Banks and government data processors alike are often forced to use things with FIPS’ lesser security. FIPS is where NSA is known to have sabotaged cryptography. NIST is still disgraced by the tip of the backdoor/sabotage iceberg. Yet we are still stuck with NIST, and indeed with various lesser standards which we can generally just call FIPS.

It is lame and sure, we should build better things. We should ignore FIPS where possible. We probably agree there, but it seems unreasonable to ignore all the systems which cannot be made better by intentional limitation.

Ignoring FIPS doesn’t change that many important systems do use FIPS’ cryptographic constructions. It would be nice if the U.S. government wasn’t actively sabotaging the security of standards with backdoors. It would also be nice if the U.S. government didn’t require anyone at all to use FIPS. Too bad we can’t have nice things in many important sectors.

Acceleration won’t fix the systemic issues here. Ignoring the systematic failure of (intentionally) weak FIPS standards will only further create division.

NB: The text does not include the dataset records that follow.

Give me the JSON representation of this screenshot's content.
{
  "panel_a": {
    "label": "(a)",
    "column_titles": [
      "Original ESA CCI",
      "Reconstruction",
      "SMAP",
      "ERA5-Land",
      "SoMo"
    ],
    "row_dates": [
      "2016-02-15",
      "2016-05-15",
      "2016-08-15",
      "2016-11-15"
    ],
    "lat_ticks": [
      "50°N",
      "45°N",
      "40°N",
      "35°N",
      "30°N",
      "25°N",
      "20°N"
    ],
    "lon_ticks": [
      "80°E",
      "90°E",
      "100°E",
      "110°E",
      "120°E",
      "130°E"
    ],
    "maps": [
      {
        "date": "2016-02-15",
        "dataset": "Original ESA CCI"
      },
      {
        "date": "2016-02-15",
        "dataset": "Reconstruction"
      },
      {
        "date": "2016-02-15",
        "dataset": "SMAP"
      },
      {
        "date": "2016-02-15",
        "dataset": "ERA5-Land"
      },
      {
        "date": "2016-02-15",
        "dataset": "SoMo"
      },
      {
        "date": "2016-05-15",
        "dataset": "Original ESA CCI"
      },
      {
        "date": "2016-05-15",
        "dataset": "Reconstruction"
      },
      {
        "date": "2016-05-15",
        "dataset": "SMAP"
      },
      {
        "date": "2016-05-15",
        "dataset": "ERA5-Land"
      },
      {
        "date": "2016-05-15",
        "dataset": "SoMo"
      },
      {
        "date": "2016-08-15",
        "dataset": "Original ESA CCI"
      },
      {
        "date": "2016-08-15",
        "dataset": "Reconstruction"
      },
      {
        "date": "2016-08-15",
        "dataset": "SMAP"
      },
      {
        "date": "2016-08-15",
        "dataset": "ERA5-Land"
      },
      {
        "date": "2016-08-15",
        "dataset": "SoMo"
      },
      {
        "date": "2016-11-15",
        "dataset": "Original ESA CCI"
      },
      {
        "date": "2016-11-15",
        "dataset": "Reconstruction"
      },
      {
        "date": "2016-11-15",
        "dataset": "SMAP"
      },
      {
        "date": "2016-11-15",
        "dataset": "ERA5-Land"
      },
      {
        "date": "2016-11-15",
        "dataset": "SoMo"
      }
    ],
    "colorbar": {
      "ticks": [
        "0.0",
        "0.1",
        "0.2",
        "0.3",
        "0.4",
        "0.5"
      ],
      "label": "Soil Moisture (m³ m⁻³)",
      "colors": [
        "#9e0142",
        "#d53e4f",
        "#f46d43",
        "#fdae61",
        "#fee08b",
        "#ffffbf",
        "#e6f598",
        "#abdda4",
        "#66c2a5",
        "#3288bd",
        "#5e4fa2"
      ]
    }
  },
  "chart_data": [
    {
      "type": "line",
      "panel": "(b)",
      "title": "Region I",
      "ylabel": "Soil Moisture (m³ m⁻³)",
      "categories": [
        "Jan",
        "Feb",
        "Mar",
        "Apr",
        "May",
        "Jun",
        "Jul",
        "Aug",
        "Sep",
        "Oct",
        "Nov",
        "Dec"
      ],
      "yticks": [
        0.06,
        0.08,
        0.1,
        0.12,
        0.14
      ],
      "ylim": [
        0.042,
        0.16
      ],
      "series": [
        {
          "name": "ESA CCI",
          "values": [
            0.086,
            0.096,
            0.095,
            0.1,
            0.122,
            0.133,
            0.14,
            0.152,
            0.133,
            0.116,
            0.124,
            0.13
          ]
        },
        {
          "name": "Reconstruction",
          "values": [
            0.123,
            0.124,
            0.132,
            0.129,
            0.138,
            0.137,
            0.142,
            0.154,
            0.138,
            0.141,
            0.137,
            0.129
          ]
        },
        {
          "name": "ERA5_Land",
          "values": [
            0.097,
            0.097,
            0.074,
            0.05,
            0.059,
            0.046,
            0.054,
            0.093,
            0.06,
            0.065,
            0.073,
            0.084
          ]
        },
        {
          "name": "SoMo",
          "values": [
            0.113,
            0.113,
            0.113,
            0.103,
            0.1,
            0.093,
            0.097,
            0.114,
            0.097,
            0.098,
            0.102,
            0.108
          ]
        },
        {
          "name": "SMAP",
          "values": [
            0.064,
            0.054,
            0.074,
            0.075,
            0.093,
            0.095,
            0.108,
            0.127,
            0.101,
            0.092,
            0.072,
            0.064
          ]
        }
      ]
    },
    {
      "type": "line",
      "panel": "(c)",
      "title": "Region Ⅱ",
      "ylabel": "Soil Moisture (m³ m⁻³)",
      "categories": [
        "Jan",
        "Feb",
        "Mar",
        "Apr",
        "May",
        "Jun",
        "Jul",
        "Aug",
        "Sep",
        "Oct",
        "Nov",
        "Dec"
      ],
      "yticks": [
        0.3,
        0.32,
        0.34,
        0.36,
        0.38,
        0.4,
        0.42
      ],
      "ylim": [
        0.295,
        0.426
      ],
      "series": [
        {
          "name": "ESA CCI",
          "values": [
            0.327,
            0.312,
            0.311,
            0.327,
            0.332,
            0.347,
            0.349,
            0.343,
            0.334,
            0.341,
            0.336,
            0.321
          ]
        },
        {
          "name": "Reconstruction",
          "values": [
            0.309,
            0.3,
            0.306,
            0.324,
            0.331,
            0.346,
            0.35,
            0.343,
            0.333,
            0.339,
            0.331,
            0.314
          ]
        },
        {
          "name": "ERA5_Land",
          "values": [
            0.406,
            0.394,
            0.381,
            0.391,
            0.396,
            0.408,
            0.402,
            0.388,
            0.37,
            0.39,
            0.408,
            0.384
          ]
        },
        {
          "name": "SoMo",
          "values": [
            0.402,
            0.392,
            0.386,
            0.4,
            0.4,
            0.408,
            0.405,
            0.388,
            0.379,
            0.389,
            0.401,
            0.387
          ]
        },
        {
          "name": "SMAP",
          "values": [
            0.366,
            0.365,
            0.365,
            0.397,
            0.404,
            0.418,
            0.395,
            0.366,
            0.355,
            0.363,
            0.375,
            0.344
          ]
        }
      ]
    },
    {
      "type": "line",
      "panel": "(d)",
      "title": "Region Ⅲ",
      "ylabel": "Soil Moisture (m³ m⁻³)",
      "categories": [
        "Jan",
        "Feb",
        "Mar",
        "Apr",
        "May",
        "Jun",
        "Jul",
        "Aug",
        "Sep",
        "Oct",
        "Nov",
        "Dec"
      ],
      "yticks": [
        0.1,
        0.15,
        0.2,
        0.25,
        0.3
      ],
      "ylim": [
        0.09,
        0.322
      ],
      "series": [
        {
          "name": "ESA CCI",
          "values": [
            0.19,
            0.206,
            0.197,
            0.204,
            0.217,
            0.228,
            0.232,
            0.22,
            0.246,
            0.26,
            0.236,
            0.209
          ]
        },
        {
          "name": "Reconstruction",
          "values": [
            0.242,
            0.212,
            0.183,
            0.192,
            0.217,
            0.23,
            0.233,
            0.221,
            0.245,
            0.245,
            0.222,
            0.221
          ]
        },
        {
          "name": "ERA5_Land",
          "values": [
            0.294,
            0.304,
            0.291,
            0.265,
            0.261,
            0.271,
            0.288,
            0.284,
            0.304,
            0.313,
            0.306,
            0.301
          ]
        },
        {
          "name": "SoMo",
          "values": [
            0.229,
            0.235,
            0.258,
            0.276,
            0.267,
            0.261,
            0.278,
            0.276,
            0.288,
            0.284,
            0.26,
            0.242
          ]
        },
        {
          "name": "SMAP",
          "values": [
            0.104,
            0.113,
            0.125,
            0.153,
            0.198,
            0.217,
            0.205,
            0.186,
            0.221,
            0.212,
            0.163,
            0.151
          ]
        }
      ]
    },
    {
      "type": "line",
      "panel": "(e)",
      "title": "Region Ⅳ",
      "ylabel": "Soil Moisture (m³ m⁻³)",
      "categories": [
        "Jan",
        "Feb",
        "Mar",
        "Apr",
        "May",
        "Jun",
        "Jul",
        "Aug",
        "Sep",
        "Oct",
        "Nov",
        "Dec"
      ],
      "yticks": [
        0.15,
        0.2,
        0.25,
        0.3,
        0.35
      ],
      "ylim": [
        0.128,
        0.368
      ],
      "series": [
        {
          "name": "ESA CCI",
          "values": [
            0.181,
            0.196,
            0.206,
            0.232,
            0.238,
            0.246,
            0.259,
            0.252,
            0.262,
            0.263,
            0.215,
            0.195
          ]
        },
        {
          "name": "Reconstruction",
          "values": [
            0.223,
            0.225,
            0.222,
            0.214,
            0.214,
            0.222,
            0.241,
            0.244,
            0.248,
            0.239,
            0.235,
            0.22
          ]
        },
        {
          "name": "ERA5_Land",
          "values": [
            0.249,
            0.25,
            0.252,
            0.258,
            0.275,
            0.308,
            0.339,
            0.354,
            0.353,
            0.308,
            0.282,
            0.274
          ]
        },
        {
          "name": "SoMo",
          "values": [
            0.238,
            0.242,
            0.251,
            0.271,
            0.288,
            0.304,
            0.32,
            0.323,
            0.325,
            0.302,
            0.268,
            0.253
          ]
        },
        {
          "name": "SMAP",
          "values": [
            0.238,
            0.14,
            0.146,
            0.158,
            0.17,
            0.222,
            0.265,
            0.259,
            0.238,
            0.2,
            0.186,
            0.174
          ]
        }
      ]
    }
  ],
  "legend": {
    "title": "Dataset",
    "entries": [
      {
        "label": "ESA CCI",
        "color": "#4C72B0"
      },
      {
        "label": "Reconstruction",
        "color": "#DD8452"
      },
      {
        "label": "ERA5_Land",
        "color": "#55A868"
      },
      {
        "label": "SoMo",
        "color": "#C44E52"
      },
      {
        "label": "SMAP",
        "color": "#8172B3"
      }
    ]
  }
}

Non-compliance will sideline reasonably secure modern systems in important contexts.

We shouldn’t need to fix FIPS, but what other alternative will help users whose data is protected by FIPS cryptography in the FIPS legally mandated contexts? Ignoring it isn’t going to change the law, ignoring it won’t secure those systems. OPM leadership probably really wished they had ignored FIPS. That wishful thinking won’t repair the damage to national security done by just one NSA/NIST FIPS backdoor being exploited in that single prominent example case.